直樹の手が、何気なさを装って真由の膝の上に置かれた。
「……なお、……やめてよ、ここ、壁薄いんだよ?」
「わかってる。……だから、声出すなよ」
直樹の指が、真由のタイトなスカートの裾から滑り込む。
ストッキングの伝線を気にすることもなく、彼は彼女の最も過敏な場所を、布越しに執拗に愛撫し始めた。
「ん、……っ、ぁ……!」
真由は、隣に聞こえないように咄嗟に自分の口を両手で塞いだ。
直樹の指は、まるで彼女の熱を探り当てるように、執拗に、ゆっくりと、しかし確実に彼女を「女」へと変えていく。
一回。
マウスのクリック音に喘ぎを殺しながら、真由は最初の大噴火を起こし、直樹の腕にガクガクと震えながらしがみついた。
「真由、……もっと、中まで触っていい?」
「だめ、……誰か、来ちゃう……っ、あぁっ!」
直樹は真由を狭いシートの上に押し倒した。
合皮のシートが「ギュッ、ギュッ」と卑猥な音を立てるたびに、二人はビクッと体を硬直させる。
しかし、その緊張感がさらに彼らを狂わせた。
直樹は自分の服を脱ぎ捨て、真由の脚を無理やり広げた。
「あ、……なお、……それ、入っちゃう……っ!」
「いいよ、……声出さなければバレない」
直樹の太く熱いものが、真由の奥深くを一気に貫いた。
「ああああぁぁぁ……っ!!」
喉の奥で悲鳴を押し殺す。
二人の肉体がぶつかる湿った音が、狭いブース内に充満する。
真由はヘッドホンを手に取り、それを直樹の耳にかけることで、外の音を遮断し、自分たちの世界へと完全に閉じこもった。
「……真由、……まだ、イき足りないんだろ?」
直樹のピストンは、止まることを知らなかった。
真由の腰をガッシリと掴み、彼女の一番弱い場所を、正確に、そして無慈悲に抉り続ける。

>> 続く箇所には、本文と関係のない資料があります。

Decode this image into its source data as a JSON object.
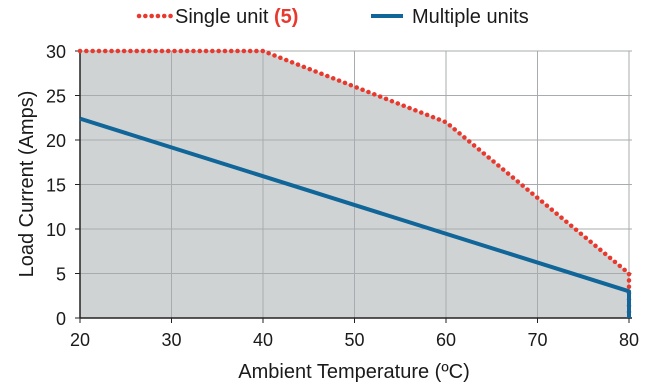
{
  "chart_data": {
    "type": "line",
    "xlabel": "Ambient Temperature (ºC)",
    "ylabel": "Load Current (Amps)",
    "xlim": [
      20,
      80
    ],
    "ylim": [
      0,
      30
    ],
    "x_ticks": [
      "20",
      "30",
      "40",
      "50",
      "60",
      "70",
      "80"
    ],
    "y_ticks": [
      "0",
      "5",
      "10",
      "15",
      "20",
      "25",
      "30"
    ],
    "grid": true,
    "legend_position": "top",
    "shaded_region": "under single unit curve",
    "series": [
      {
        "name": "Single unit",
        "legend_note": "(5)",
        "color": "#e8392e",
        "style": "dotted",
        "x": [
          20,
          40,
          60,
          80,
          80
        ],
        "y": [
          30,
          30,
          22,
          5,
          0
        ]
      },
      {
        "name": "Multiple units",
        "color": "#116699",
        "style": "solid",
        "x": [
          20,
          80,
          80
        ],
        "y": [
          22.4,
          3,
          0
        ]
      }
    ],
    "colors": {
      "fill": "#d0d3d4",
      "grid": "#a9acae",
      "axis": "#222222"
    }
  }
}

「あ、あぁっ! 五回目……っ、六回目……っ! もう、……中が、ドロドロで……おかしくなるぅぅっ!」
七回、八回、九回……。
真由はもはや、友情なんてどこかに消し飛んでいた。
狭い空間で、直樹の男臭い匂いと、自分の中から溢れ出る蜜の匂いに包まれ、彼女はただ、自分を貫く直樹の熱い塊に、心も体も完全に屈服していた。
「ほら、十回目だ。……声、出そうだろ?」
「あ、あぁっ! 飲んじゃう、……全部、……なおの、……全部欲しぃぃっ!」
十五回、二十回……。
始発までの数時間、二人は狭いペアシートの上で、まるで一分一秒を惜しむように、激しく、執拗に互いを搾り取り合った。
真由は快感の過負荷で白目を剥き、何度も、何度も、噴き出すような絶頂を繰り返した。
午前5時。
ブースの天井にあるスピーカーから、始発を知らせる爽やかな音楽が流れた。
二人は汗と、愛の痕跡でドロドロになったまま、力なく横たわっていた。
「……始発、行かなきゃ」
「……うん」
真由は、乱れた服を整えながら、鏡で自分の顔を確認した。
そこには、さっきまでの「友人」の顔ではなく、一晩で徹底的に「女」にされた、淫らな熱を帯びた女の顔があった。
店を出て、駅のホームに向かう階段。
並んで歩く二人の距離は、昨日までよりもずっと近かった。
「また、終電逃したら……ここに来ようね」
真由の囁きに、直樹は黙って彼女の手を強く握り返した。
爽やかな朝の光の中で、二人の間には、誰にも言えない淫らな「共犯者」の契約が結ばれていた。